The Tay River was formed during the retreat of the Champlain Sea after the last ice age. The name given to it by the Mississauga First Nation, who controlled its territory at the time of the arrival of the first European settlers, appears to have not been recorded. They used its territory for hunting, especially in the winter, and likely harvested manoomin (wild rice) on some of its lakes, for instance Christie Lake. Early European settlers called it the Pike River; the name Tay replaced it at some time during the arrival of many Scottish settlers after the founding of the Perth Military Settlement in 1816, doubtless in reference to the River Tay in Scotland. The new name was already clearly established during the construction of numerous mills on the river in the 1820s, and the Tay Canal in the 1830s.

Mills on the Tay, the Tay Canal, and more broadly the resultant access to the Rideau Canal system provided important commercial connections from Frontenac and Lanark Counties to Ottawa and markets beyond, in particular for logging. Dams on the upper Tay created lakes (e.g.
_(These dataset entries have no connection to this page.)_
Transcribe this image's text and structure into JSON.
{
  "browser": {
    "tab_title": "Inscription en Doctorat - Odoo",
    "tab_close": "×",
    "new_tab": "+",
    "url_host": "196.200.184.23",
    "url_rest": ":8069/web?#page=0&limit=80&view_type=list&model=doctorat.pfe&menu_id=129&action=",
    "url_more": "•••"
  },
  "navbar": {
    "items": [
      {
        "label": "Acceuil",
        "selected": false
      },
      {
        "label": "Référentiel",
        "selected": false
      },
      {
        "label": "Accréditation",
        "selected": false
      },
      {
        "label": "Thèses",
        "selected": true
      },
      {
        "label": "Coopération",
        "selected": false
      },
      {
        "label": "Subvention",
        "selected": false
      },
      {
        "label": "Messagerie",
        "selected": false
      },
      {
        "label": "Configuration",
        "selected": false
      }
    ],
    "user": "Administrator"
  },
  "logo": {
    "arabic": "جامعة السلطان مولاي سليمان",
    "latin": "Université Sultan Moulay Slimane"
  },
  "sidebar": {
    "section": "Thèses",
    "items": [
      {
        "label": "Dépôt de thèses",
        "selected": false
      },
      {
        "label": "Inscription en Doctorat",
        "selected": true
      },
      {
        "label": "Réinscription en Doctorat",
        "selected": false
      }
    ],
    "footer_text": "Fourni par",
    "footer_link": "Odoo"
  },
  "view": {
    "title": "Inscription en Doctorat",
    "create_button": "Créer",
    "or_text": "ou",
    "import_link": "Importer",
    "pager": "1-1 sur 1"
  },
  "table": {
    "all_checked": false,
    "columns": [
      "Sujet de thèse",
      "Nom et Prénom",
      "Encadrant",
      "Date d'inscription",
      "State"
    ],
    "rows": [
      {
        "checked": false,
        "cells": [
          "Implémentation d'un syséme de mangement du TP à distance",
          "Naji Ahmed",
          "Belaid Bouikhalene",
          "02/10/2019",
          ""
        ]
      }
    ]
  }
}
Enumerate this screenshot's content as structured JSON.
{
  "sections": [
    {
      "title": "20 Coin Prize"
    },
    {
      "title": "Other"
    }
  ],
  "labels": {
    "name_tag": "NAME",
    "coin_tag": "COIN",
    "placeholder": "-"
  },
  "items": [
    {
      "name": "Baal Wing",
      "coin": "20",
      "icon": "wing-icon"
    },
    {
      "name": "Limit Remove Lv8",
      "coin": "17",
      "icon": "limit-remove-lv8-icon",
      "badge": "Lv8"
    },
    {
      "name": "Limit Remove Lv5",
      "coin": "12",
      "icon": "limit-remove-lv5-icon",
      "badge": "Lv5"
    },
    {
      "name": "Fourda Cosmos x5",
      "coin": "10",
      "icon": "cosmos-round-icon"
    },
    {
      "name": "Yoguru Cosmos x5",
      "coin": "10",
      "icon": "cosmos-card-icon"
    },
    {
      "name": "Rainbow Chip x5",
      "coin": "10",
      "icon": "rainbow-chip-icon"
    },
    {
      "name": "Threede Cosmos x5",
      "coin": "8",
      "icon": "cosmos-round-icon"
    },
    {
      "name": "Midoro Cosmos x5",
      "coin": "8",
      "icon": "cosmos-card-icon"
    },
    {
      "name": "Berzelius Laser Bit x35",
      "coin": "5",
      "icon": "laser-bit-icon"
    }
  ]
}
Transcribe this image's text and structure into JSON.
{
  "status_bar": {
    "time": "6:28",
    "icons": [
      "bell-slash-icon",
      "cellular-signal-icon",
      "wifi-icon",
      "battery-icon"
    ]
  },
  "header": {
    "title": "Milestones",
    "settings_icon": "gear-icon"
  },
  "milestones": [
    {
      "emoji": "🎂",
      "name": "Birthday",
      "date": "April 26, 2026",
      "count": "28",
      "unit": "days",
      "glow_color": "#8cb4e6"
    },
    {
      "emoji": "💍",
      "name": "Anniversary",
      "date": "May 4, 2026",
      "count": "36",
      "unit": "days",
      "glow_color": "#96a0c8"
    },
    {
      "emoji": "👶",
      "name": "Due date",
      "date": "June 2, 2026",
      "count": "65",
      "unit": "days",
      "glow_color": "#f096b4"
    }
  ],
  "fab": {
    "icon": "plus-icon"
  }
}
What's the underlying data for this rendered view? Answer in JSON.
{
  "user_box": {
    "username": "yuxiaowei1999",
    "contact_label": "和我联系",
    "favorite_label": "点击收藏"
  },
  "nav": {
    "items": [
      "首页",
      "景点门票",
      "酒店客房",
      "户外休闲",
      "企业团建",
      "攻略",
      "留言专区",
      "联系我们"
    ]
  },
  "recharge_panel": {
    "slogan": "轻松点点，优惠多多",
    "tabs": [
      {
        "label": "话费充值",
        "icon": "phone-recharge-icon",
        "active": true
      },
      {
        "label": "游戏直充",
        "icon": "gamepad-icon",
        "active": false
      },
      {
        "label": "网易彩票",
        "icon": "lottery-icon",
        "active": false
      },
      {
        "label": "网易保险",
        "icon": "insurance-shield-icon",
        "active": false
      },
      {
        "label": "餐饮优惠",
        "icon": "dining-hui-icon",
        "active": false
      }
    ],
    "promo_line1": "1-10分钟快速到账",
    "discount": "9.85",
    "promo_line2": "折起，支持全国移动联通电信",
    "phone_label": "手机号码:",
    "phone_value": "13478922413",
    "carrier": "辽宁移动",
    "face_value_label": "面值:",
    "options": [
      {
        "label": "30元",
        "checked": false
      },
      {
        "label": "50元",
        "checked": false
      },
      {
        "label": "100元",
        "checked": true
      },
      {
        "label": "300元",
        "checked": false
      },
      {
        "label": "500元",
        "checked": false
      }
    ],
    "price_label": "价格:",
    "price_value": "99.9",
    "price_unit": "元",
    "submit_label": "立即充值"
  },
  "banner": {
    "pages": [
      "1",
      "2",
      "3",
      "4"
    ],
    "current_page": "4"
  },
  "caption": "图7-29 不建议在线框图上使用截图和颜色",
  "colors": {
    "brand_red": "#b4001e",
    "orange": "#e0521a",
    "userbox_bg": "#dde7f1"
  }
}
Bobs Lake) that were reservoirs of water for the Rideau Canal at the time, and are important to cottagers and seasonal residents today.

Following municipal amalgamation in Ontario in 1998, the river has provided its name to the municipality of Tay Valley, Ontario, even though the municipality neither wholly contains, nor is wholly contained by, the Tay River watershed.